O Brasil já possui a Lei das Criptos (Lei 14.478/2022), mas sua regulamentação pelo Banco Central ainda avança em ritmo gradual, mantendo o tema na pauta política.

🌐 Referência Internacional

O ciclo eleitoral dos EUA em 2024 mostrou o poder do lobby cripto organizado. O Brasil observa o modelo com atenção crescente.

Regulação: o centro do debate político cripto

A Lei 14.478/2022, sancionada no fim do governo Bolsonaro, estabeleceu as bases legais para o mercado de criptoativos no Brasil e colocou o Banco Central como autoridade reguladora das exchanges. Desde então, o Bacen trabalha na elaboração de normas específicas, mas o processo é gradual e ainda deixa muitas lacunas abertas — especialmente sobre custódia, tributação e prevenção à lavagem de dinheiro.

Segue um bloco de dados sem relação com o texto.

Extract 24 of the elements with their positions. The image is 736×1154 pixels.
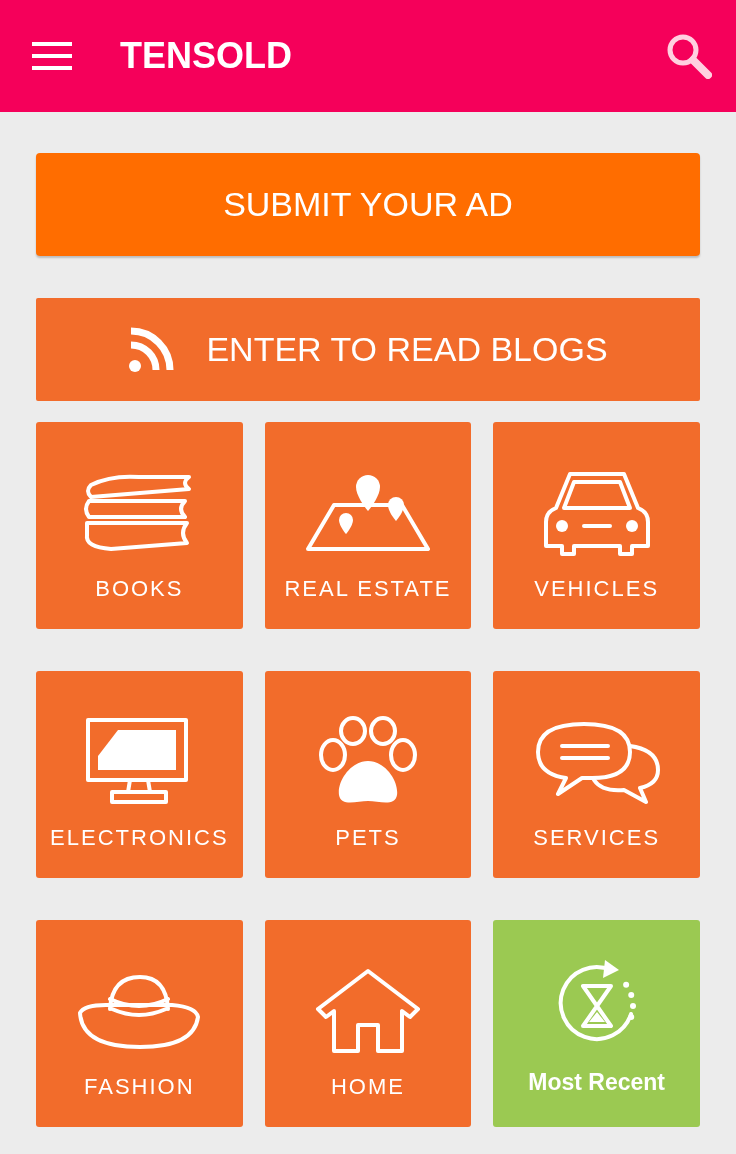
- category-tile[interactable]: PETS: [264, 671, 472, 878]
- tile-label: FASHION: [84, 1073, 195, 1101]
- category-tile[interactable]: HOME: [264, 920, 472, 1127]
- read-blogs-button[interactable]: ENTER TO READ BLOGS: [36, 298, 700, 401]
- submit-ad-button[interactable]: SUBMIT YOUR AD: [36, 153, 700, 256]
- tile-label: Most Recent: [528, 1067, 666, 1097]
- tile-label: SERVICES: [533, 824, 661, 852]
- tile-label: BOOKS: [95, 575, 184, 603]
- category-tile[interactable]: VEHICLES: [493, 422, 700, 629]
- menu-icon[interactable]: [32, 42, 72, 70]
- tile-label: REAL ESTATE: [284, 575, 452, 603]
- tile-label: ELECTRONICS: [50, 824, 229, 852]
- most-recent-tile[interactable]: Most Recent: [493, 920, 700, 1127]
- category-tile[interactable]: REAL ESTATE: [264, 422, 472, 629]
- tile-label: PETS: [335, 824, 401, 852]
- category-tile[interactable]: ELECTRONICS: [36, 671, 243, 878]
- category-tile[interactable]: FASHION: [36, 920, 243, 1127]
- app-title: TENSOLD: [120, 34, 292, 78]
- search-icon[interactable]: [666, 33, 712, 79]
- tile-label: HOME: [331, 1073, 405, 1101]
- rss-icon: [128, 326, 175, 373]
- tile-label: VEHICLES: [534, 575, 660, 603]
- category-tile[interactable]: SERVICES: [493, 671, 700, 878]
- category-tile[interactable]: BOOKS: [36, 422, 243, 629]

É exatamente nesse vácuo que o setor enxerga oportunidade política. Candidatos dispostos a defender um ambiente regulatório mais claro e menos restritivo podem encontrar uma base de apoio relevante num eleitorado que, segundo dados da Receita Federal, já supera 10 milhões de declarantes com posição em criptoativos.

Leia tambem: guia completo de Bitcoin para iniciantes.

O peso eleitoral do investidor cripto

Com mais de 10 milhões de CPFs declarando criptoativos à Receita Federal e uma base de usuários em exchanges que pode ser ainda maior, o eleitorado cripto representa um segmento expressivo do Brasil economicamente ativo. Organizado, esse grupo tem potencial de pressionar plataformas partidárias e forçar o tema regulatório para o centro do debate eleitoral em 2026.

Desafios para a mobilização política cripto

Apesar do potencial, a mobilização do setor enfrenta obstáculos reais. A base de investidores em cripto é heterogênea — inclui desde traders profissionais até trabalhadores que recebem salários em stablecoins — e não necessariamente compartilha uma pauta política unificada além da questão regulatória.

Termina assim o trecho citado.